The investigators tested 198 samples of raw pork (including 148 samples of pork chops and 50 from ground pork) and found that almost 70% (132 samples) tested positive for yersinia enterocolitica, which can cause food poisoning in people who eat raw or undercooked pork. The researchers then tested the bacteria’s resistance to 13 types of antibiotics.
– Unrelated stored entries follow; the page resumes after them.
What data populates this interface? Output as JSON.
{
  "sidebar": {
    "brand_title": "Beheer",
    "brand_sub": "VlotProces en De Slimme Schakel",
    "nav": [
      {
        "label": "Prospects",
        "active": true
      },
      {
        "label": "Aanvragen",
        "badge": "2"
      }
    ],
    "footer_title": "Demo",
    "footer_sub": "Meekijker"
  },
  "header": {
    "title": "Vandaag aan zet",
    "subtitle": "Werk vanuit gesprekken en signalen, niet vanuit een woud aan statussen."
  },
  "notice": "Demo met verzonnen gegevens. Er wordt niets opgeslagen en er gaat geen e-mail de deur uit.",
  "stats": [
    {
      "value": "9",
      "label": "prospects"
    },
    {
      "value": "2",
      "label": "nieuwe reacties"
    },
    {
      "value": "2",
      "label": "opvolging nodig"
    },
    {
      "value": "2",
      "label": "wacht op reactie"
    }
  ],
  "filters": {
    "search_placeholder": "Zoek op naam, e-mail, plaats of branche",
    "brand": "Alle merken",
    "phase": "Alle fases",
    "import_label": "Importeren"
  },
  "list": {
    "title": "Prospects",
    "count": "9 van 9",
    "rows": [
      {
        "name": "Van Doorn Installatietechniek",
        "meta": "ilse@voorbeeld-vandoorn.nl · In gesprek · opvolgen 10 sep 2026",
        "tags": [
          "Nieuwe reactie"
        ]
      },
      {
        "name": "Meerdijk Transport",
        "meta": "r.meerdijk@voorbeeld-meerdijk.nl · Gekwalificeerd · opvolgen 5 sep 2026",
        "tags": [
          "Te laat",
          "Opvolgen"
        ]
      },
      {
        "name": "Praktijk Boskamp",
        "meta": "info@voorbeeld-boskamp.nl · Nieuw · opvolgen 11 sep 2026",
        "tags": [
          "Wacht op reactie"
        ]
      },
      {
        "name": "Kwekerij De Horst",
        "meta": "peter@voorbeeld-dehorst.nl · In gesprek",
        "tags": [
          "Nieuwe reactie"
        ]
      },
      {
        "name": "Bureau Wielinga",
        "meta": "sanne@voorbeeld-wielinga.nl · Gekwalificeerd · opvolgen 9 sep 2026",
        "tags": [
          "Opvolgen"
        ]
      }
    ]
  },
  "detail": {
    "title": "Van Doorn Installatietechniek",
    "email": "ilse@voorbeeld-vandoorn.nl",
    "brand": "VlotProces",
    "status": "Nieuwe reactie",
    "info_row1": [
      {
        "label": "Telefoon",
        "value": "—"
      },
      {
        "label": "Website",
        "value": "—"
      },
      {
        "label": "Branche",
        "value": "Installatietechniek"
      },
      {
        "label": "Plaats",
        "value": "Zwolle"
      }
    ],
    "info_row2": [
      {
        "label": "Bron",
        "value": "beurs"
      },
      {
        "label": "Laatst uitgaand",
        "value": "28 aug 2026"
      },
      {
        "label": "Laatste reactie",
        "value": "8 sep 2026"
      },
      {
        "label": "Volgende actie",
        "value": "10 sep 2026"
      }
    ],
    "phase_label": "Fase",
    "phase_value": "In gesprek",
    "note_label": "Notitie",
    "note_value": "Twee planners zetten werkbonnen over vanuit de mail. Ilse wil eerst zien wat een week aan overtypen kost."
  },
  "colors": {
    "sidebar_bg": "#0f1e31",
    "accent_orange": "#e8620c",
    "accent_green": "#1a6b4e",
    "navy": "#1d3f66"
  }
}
They found that 92% were resistant to at least one antibiotic, and 39% were resistant to two or three antibiotics.
The investigators also found dozens of samples of Staphylococcus aureus, Enterococcus, and Salmonella that were resistant to at least one type of antibiotic.
The problem is that animals and humans have potentially harmful bacteria on their skin. When a pig is slaughtered and processed, meat can become contaminated with bacteria from the animal’s skin, intestines, workers, or equipment. While the animal is still alive, it is standard practice for pig farmers to feed low doses of antibiotics to the animals. The antibiotics kill weak bacteria, but encourage the growth of bacteria that are resistant to at least one drug. By the time the animal is slaughtered, it may harbor bacteria that do not respond to antibiotics.
If a human were to become sick with a drug-resistant bacteria from contaminated pork or other meat product, it is possible that the infection would be difficult or impossible to treat in a hospital because the bacteria is resistant to antibiotics. This could lead to severe consequences, including death.
The researchers recommended that consumers cook pork products to an internal temperature of at least 145° for whole pork and 160° for ground pork. Consumers should also take care to segregate pork products and juices separate from other foods, decontaminate surfaces in contact with pork thoroughly, and wash your hands after touching raw meat. Furthermore, consumers can choose to purchase pork clearly labeled with “No Antibiotics Used.” Pork labeled “Natural” may still be raised with antibiotics.